On qualifying for the Olympics “There are a total of 16 men and 16 women who qualify. Five of those are winners of their respective continental games, one of them won the world championships this year, and 10 will have qualified through trials in May 2024.

You qualify based off of a world ranking, and that number comes from a point system from the Olympic circuit of events. None of those events were hosted in the U.S. One was in Canada, maybe two were held in South America, and the rest were in Europe and Asia. It was grueling for us to travel, but we had to try to get the points. I ultimately won my spot at the Pan American Games [the continental games for the Americas] but my world ranking also would have earned me a spot.”

Sunny Choi battling at a Red Bull BC One Competition. Courtesy Red Bull.

On how it felt to become an Olympian “Weirdly, the initial feeling wasn’t excitement, it was just relief. I qualified. I did it. I’m halfway there. It still feels so far away, but I’m relieved I am guaranteed a spot, and now I just have to do what I do.” 
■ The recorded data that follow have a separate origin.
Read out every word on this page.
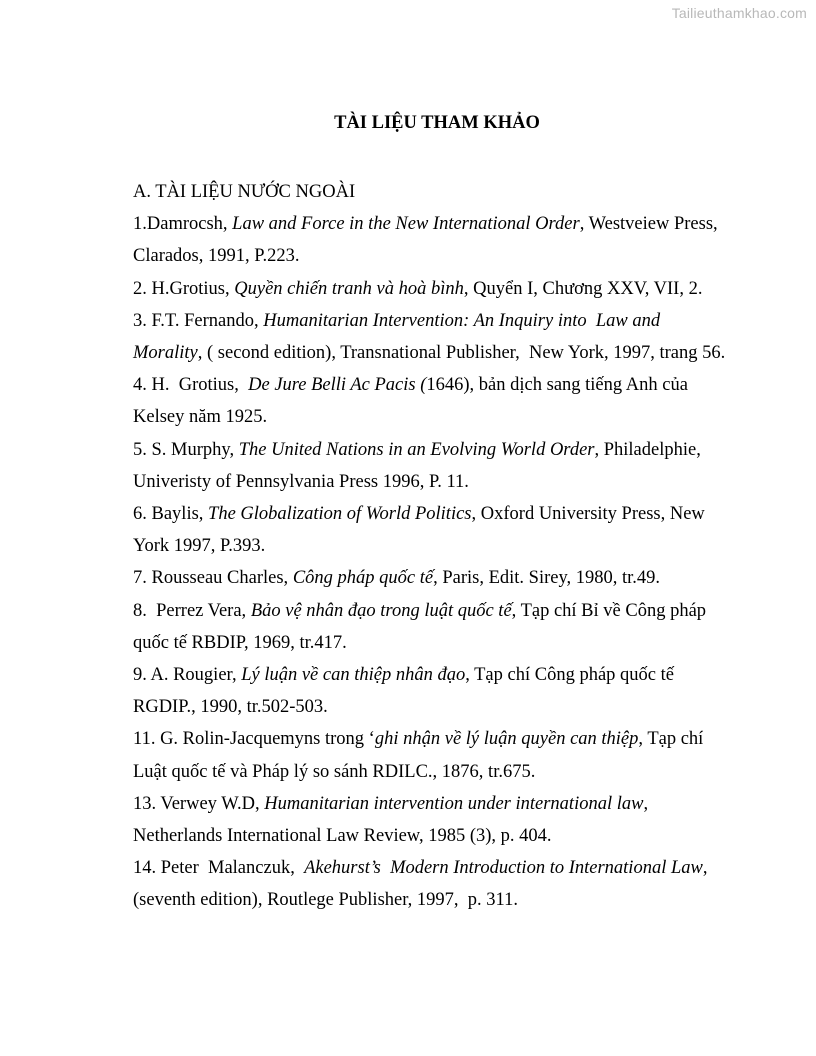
Tailieuthamkhao.com
TÀI LIỆU THAM KHẢO
A. TÀI LIỆU NƯỚC NGOÀI
1.Damrocsh, Law and Force in the New International Order, Westveiew Press,
Clarados, 1991, P.223.
2. H.Grotius, Quyền chiến tranh và hoà bình, Quyển I, Chương XXV, VII, 2.
3. F.T. Fernando, Humanitarian Intervention: An Inquiry into  Law and
Morality, ( second edition), Transnational Publisher,  New York, 1997, trang 56.
4. H.  Grotius,  De Jure Belli Ac Pacis (1646), bản dịch sang tiếng Anh của
Kelsey năm 1925.
5. S. Murphy, The United Nations in an Evolving World Order, Philadelphie,
Univeristy of Pennsylvania Press 1996, P. 11.
6. Baylis, The Globalization of World Politics, Oxford University Press, New
York 1997, P.393.
7. Rousseau Charles, Công pháp quốc tế, Paris, Edit. Sirey, 1980, tr.49.
8.  Perrez Vera, Bảo vệ nhân đạo trong luật quốc tế, Tạp chí Bỉ về Công pháp
quốc tế RBDIP, 1969, tr.417.
9. A. Rougier, Lý luận về can thiệp nhân đạo, Tạp chí Công pháp quốc tế
RGDIP., 1990, tr.502-503.
11. G. Rolin-Jacquemyns trong ‘ghi nhận về lý luận quyền can thiệp, Tạp chí
Luật quốc tế và Pháp lý so sánh RDILC., 1876, tr.675.
13. Verwey W.D, Humanitarian intervention under international law,
Netherlands International Law Review, 1985 (3), p. 404.
14. Peter  Malanczuk,  Akehurst’s  Modern Introduction to International Law,
(seventh edition), Routlege Publisher, 1997,  p. 311.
Her goals for the games “I want to have fun and be me. Sure, winning would be nice, but I would feel better about being both present and happy with the way that I danced or showcased myself to the world than coming home with a medal but not having enjoyed it.” 

Her advice for other breakers with Olympic dreams “Everyone has a different starting point, but at the end of the day it’s about looking at yourself and being honest. What do you want, and why do you want it? Be honest about what the sacrifices are, and if you are willing to make them. Then, just trust your gut and go for it. It’s scary, but that’s what makes it so much more rewarding.”